Saturday, March 3, 2012

Rajoy tells Brussels to take a long walk off a short pier

Yeah! Although politically I am far to the left of the PP, it seems like when it comes to any serious negotiation, the right wingers do much better than the left. Just seeing how badly Obama has come off time and time again, thinking that by doing what his opponents want he can get them on their side (only to have them move the goal posts even further right).

I think it comes from the fact that people in the right wing know that a large part of the population will never agree to their policies, and the only way they can win is to shove their policies down their throat by any means necessary. So they spend their energy on getting the laws changed in their favor, rather than wasting time trying to convince their opponents that they are right.

In this particular case, it is obvious that Rajoy would have been committing political and economic suicide trying to reach the previously agreed on deficit target (which even the Germans broken when it was expedient for them). Instead, basically told the EU to go to the hell, after which the EU pretended that they agreed all along, in order to look like they still had any power.

“He seems to have forgotten there are some strict rules,” an EU official pouted. Or else? At the end of the day, you have sovereign countries that are only answerable to their own electorate.
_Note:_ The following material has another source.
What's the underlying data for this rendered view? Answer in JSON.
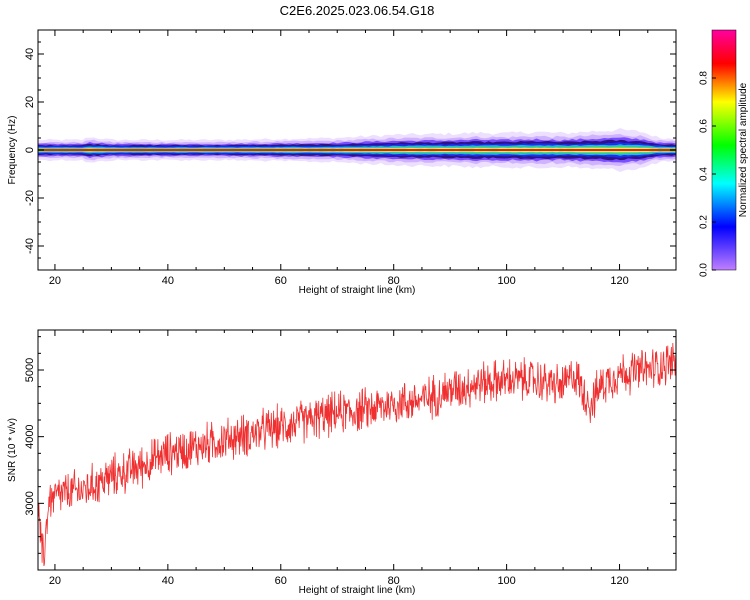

Maybe next time the Germans should make sure Rajoy pinky-promises not to break the rules.

3 comments:

Graeme said...

I find it all a bit unlikely. If Rajoy really has defied the EU then they have to do something in response. I have a suspicion that this may be the pacted way for Rajoy to get round the deficit targets without the EU officially having to admit they have relaxed their rules. We'll say how this plays out.

Graeme said...

ooer, that should be we'll see how this plays out

santcugat said...

I think Rajoy just called their bluff. Punishing Spain would only deepen the crisis and cause even more losses to everyone else.

There is no way the austerians have the supermajority to push through sanctions, and in any case, with the next economic downturn on the horizon, who really wants to sanctimonious about deficits now.